A related technique, range gate pull-off, is effective against many more modern track-while-scan radars. These radars use a range gate to track targets, filtering out all signals that are more than slightly different from the last position of the target, and adjusting the gate with each scan to maintain the track. An airplane attempting to pull off a range gate uses a transponder very similar to a blip enhancer to re-transmit a stronger version of the incoming radar signal. Initially, the resulting echo is within the range gate on the airplane, but over time, an increasing delay is set between the arrival of the signal and the transponder's echo. The range gate follows the stronger signal, allowing the aircraft to slip out and break the lock. A similar technique, velocity gate pull-off, uses a signal shifted in frequency instead of time against Doppler radars.6

An AGM-88 High-speed Anti-Radiation Missile (HARM) under the wing of an F/A-18C

The last area traditionally under the purview of ECM is physical attacks directed specifically at electronic systems. The most common of these is the anti-radiation missile, a group of weapons designed to home in on radar sites and other transmitters. These originated during the Vietnam War, when the US needed a way to destroy enemy SAM radars, and developed missiles that would track them down and destroy them. The USN equipped their normal fighters with ARMs, while the USAF created special squadrons known as Wild Weasels for the job. Early ARMs would go blind if the target radar was shut down, but modern versions have various means of compensating for this. Some remember the location of the radar and continue to seek in on it, while others deploy parachutes and wait for the radar to come back on. A similar technique is sometimes used to counter jamming by homing in on the ship or airplane emitting the jamming signal.

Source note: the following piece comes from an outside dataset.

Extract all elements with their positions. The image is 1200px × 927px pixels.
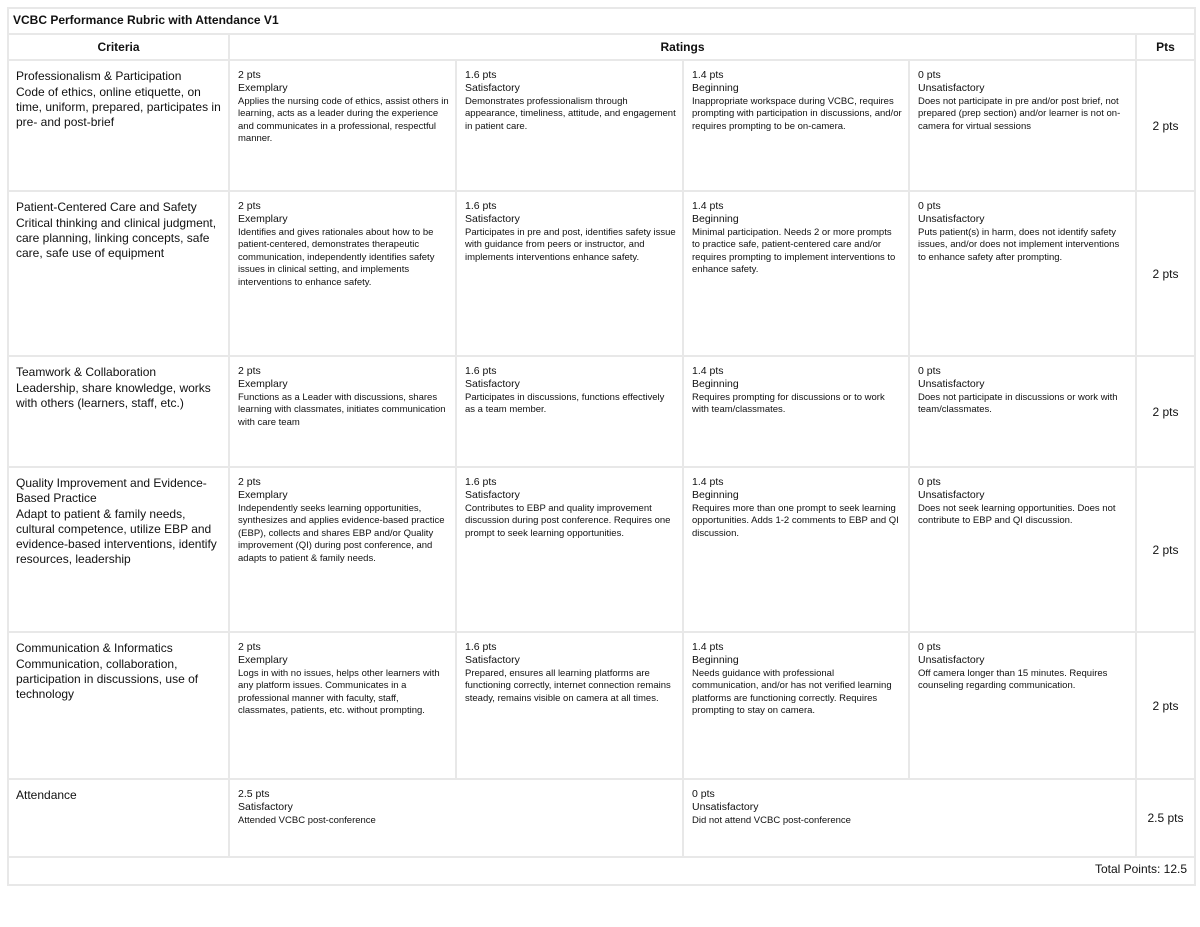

ECM is a weird and fascinating world, and I've only scratched the surface. But the development of these countermeasures was immediately matched by the development of counter-countermeasures, which I will discuss next time.

1 The strength of a returned radar signal is inversely proportional to the fourth power of range, while that of a jammer obeys the inverse square law, so totally blocking a radar is usually not feasible, and at some point the radar will burn through the jamming and be able to see targets close in.

2 Early spot jammers had only very limited tuning capability, requiring a great number for effective use, such as those countering German guided bombs. Later, a type of tube known as the carcinotron was developed which could vary its frequency across a wide band.

3 So named because a scientist, told that the code-name must bear no relation to the device, looked around and said "Why not call it window?"

4 Unfortunately for Bomber Command, the Germans rapidly developed new tactics which greatly reduced the effectiveness of Window, focusing on steering the pilots into the bomber stream and letting them find their own targets.

5 Author's photo.

6 Doppler radars use the Doppler effect, the change in frequency of the reflected signal due to the velocity of the target, to measure the target's velocity and discard stationary targets.


  1. December 23, 2018doctorpat said...

    One of the advantages of a stealth aircraft (or ship I suppose) is that because the reflected signals are much weaker, it it possible to manipulate the signal with a much smaller energy output.

    So your angle gate and range gate trickery can work without the aircraft having to broadcast a strong signal, which clearly would have its own risks, dangers and expenses.

  2. December 23, 2018bean said...

    While that's true, I'm not sure how applicable it is. The power necessary for that kind of deception jamming isn't that high, simply because there's a lot of space and not a lot of plane, so the amount of energy hitting the plane isn't large. By the era where stealth becomes an actual thing, that kind of deception jamming is a lot less common. And by the time you're in a position to use deception jamming, avoiding active emissions usually isn't that big of a concern, because the enemy already has you.